I start wringing my hands as I take one step toward the doorway, then freeze when I hear someone bark, “Let me go!”
Frozen.
I am completely frozen, and even though I’m not holding anyone down or back or anything else, I can’t help but feel like that was directed at me, and I’m supposed to listen to it.
“Get the fuck away from me with that, Rex,” that deep, gravely voice booms. “I swear to fucking?—“
My gaze snaps toward the room as I take a few quick steps in the same direction, my fingers twisted in my grip so tightly my knuckles are white.
Why did he stop yelling?
I need to hear him.
Angry, in pain, whatever else he’s feeling, I need to hear it so long as it’s reflected in his voice. As long as I know those things haven’t taken over. As long as they haven’t quieted him.
He needs to keep speaking.
I have to know?—
“You son of a fucking bitch!”
I blow out a breath, my shoulders sagging in relief as he bellows more obscenities, as the scent that’s been screwing with me since I first smelled it, flares. It grows, and between that, and the tone the voice yelled in, I’m compelled to find the source of both.
Swallowing hard, I muster up what little courage I have, forcing myself into the room, and it’s as if time stands still and everything goes silent the second my eyes adjust.
There, on the bed, barely covered by a sheet, is a man. A very large man, bigger than Nash, thrashing around and fighting… Oh my god.
He’s fighting everyone.
Clayton and Nash, and three other men, two of which aren’t exactly small, and the third is genuinely trying to help but the man on the bed is flinging him around like a rag doll.
“Get his wrist!” One of them shouts. “Get it in the cuff!”
My eyes snap to the cuff in question, that almost spicy scent roaring around me now, strong and almost as angry as the man on the bed, and when I watch them try to shackle him to it, something inside me snaps.
It snaps because it feels like they’re trying to shackle me.
“Don’t you dare,” I cry out as I rush toward the bed. “Do not restrain him!”

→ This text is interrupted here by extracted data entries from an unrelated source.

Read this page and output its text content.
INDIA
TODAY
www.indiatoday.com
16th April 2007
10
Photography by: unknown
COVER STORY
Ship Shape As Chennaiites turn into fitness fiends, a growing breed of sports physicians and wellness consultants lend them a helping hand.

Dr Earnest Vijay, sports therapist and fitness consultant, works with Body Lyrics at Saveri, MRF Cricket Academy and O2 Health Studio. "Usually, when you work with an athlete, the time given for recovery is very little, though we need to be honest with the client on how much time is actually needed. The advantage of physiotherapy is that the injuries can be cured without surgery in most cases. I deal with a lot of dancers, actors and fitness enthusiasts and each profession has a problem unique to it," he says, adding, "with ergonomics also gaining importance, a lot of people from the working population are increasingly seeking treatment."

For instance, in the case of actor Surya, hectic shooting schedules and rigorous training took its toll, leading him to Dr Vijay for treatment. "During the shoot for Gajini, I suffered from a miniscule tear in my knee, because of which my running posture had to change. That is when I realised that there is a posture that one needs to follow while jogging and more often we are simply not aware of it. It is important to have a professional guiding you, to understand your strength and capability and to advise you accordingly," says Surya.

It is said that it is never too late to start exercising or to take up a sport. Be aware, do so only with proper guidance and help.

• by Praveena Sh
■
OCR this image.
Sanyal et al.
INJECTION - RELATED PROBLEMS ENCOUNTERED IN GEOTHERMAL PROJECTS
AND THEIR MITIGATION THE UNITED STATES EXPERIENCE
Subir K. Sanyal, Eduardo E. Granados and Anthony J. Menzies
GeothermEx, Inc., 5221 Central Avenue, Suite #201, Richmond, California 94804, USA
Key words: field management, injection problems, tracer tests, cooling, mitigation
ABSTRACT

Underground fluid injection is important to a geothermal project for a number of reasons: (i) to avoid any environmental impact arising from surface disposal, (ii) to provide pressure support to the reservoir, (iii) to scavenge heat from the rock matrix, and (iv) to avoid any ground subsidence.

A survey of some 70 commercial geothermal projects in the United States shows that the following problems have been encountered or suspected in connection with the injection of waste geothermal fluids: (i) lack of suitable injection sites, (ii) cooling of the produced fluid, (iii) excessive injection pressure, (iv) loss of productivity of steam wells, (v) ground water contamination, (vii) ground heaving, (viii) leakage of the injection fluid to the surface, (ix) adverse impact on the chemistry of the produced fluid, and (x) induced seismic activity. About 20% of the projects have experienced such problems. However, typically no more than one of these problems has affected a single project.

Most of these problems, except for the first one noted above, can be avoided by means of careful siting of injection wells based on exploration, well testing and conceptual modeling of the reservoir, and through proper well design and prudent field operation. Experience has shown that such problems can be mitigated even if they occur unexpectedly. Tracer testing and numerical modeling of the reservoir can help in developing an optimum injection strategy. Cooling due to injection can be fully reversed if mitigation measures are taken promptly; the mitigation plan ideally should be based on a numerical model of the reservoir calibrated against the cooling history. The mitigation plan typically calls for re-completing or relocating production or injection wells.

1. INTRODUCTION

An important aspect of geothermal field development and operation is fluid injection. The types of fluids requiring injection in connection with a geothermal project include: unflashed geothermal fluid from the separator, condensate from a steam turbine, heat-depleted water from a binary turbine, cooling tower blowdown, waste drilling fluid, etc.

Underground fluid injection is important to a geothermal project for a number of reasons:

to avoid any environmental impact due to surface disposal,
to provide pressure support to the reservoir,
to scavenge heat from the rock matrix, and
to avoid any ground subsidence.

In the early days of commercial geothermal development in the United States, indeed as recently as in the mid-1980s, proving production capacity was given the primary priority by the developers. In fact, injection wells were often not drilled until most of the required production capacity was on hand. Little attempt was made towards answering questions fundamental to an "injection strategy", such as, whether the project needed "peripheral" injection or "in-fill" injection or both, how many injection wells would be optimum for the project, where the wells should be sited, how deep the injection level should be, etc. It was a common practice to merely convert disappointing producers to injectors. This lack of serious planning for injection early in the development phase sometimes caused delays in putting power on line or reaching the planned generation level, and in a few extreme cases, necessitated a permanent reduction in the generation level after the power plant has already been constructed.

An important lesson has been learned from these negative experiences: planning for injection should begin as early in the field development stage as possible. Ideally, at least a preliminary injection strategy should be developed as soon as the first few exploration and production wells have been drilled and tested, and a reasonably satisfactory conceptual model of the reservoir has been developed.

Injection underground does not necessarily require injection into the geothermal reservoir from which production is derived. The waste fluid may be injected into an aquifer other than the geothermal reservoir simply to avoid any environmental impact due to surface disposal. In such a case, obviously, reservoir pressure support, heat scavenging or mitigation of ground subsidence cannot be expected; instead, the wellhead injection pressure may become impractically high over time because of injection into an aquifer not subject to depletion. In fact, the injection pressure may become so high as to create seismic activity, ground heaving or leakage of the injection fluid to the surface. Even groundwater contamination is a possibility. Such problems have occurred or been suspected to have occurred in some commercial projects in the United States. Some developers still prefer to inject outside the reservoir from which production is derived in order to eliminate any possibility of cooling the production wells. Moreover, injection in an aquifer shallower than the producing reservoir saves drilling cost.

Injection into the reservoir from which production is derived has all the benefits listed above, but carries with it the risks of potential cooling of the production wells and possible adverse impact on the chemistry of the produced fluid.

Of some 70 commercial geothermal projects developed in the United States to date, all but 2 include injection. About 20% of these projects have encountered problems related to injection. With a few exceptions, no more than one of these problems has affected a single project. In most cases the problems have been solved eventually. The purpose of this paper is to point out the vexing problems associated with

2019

The entire room falls silent, everyone stops moving, almost as if they’re frozen in place, and when I’m within range, I shove the one man out of the way and yank the cuff from his hands.
Clayton leans toward me from his place across the bed. “Indy, sweetheart, we?—“
“How dare you lock him up,” I all but growl, reaching toward the heavy, thick material in his hand and try to remove it from the man in the bed. “You’re treating him like an animal.” I choke on the last word, barely able to get it out as tears spill down my cheeks all over again. I know how this feels. “No one deserves this, no one and I…”
The second my gaze connects with an icy blue one, my heart stops as my insides leap in recognition.
I know him.
I don’t know how, or from where, but I know this man, and something is telling me it’s because he’s mine.
Which is completely insane, and definitely means I need to leave.
I slowly move across him, backing away as those nearly aquamarine irises follow me, tracking me with an intensity that has my heart starting back up and pounding in my ears. They don’t leave my face, he doesn’t even blink, and the way he’s almost analyzing every one of my features has me both wanting to shrink into the corner to hide, and stand tall so he can see all of me.
Another reason I need to leave.
But I can’t.
No matter how strong the urge, regardless of my rational mind and what it says, I can’t make myself leave this side of the bed let alone the room.
“Sit,” the man growls as he continues to stare at me, and I do.
I sit my ass right down in the chair a few feet from where he’s laying, and I don’t move one single inch the rest of the time I’m here.